Radosław Murawski: Przegwałciliśmy to

Podopieczni Radoslava Latala po ciężkim boju pokonali Lechię Gdańsk i umocnili się na prowadzeniu w tabeli. Trudy tego spotkania szczególnie odczuł Radosław Murawski, który kilkukrotnie został poturbowany przez gdańszczan.

Młody pomocnik gliwiczan w specyficzny sposób wyraził się o pokonaniu Lechii Gdańsk. - Było to bardzo ciężkie spotkanie i każdy z moich kolegów powiedziałby to samo. Brzydko mówiąc - przegwałciliśmy to. Nie było łatwo, więc zwycięstwo po takim starciu cieszy jeszcze bardziej - powiedział w rozmowie z WP SportoweFakty Radosław Murawski, kapitan Piasta Gliwice.

Niebiesko-czerwoni pokazali, że potrafią wyciągać wnioski po porażce. - Jeden mecz nie może zamazywać całości. Złapaliśmy w Szczecinie małą zadyszkę, mieliśmy słabszy dzień, ale z Lechią było już dobrze. Pokazaliśmy, że można wygrywać mimo niekorzystnego wyniku. Cieszę się, że odwróciliśmy losy tego spotkania - skomentował "Muraś".

Już od ponad miesiąca śląska drużyna zasiada w fotelu lidera Ekstraklasy. - Nie robi to na mnie większego wrażenia. Cały czas trzeba wykonywać swoją robotę i z meczu na mecz podnosić umiejętności. Trenujemy, żeby grać jeszcze lepiej i robić zauważalne postępy - zaznaczył młodzieżowy reprezentant Polski.
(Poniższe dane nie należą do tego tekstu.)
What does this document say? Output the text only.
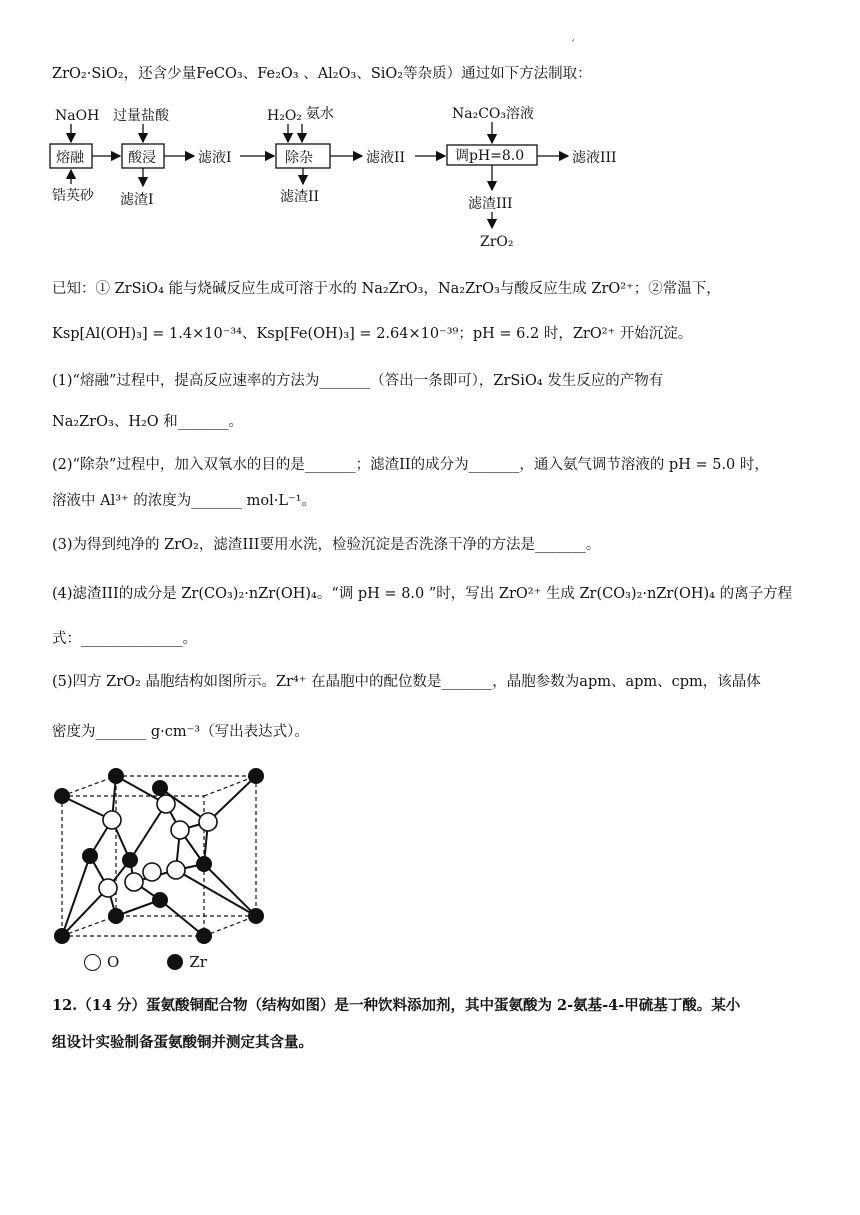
ˊ
ZrO₂·SiO₂，还含少量FeCO₃、Fe₂O₃ 、Al₂O₃、SiO₂等杂质）通过如下方法制取：
NaOH 过量盐酸	H₂O₂ 氨水	Na₂CO₃溶液
锆英砂
熔融	酸浸	除杂	调pH=8.0
滤液I	滤液II	滤液III
滤渣I	滤渣II	滤渣III
ZrO₂
已知：① ZrSiO₄ 能与烧碱反应生成可溶于水的 Na₂ZrO₃，Na₂ZrO₃与酸反应生成 ZrO²⁺；②常温下，
Ksp[Al(OH)₃] = 1.4×10⁻³⁴、Ksp[Fe(OH)₃] = 2.64×10⁻³⁹；pH = 6.2 时，ZrO²⁺ 开始沉淀。
(1)“熔融”过程中，提高反应速率的方法为_______（答出一条即可），ZrSiO₄ 发生反应的产物有
Na₂ZrO₃、H₂O 和_______。
(2)“除杂”过程中，加入双氧水的目的是_______；滤渣II的成分为_______，通入氨气调节溶液的 pH = 5.0 时，
溶液中 Al³⁺ 的浓度为_______ mol·L⁻¹。
(3)为得到纯净的 ZrO₂，滤渣III要用水洗，检验沉淀是否洗涤干净的方法是_______。
(4)滤渣III的成分是 Zr(CO₃)₂·nZr(OH)₄。“调 pH = 8.0 ”时，写出 ZrO²⁺ 生成 Zr(CO₃)₂·nZr(OH)₄ 的离子方程
式：______________。
(5)四方 ZrO₂ 晶胞结构如图所示。Zr⁴⁺ 在晶胞中的配位数是_______，晶胞参数为apm、apm、cpm，该晶体
密度为_______ g·cm⁻³（写出表达式）。
O	Zr
12.（14 分）蛋氨酸铜配合物（结构如图）是一种饮料添加剂，其中蛋氨酸为 2-氨基-4-甲硫基丁酸。某小
组设计实验制备蛋氨酸铜并测定其含量。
W dziesiątej kolejce Piastunki zmierzą się na wyjeździe ze Śląskiem Wrocław. - Jedziemy na ten mecz już w czwartek, żeby dobrze się przygotować przed piątkowym pojedynkiem. Będzie na pewno ciężko, ale wierzę, że wywieziemy z Wrocławia trzy punkty - podsumował najmłodszy kapitan całej ligi.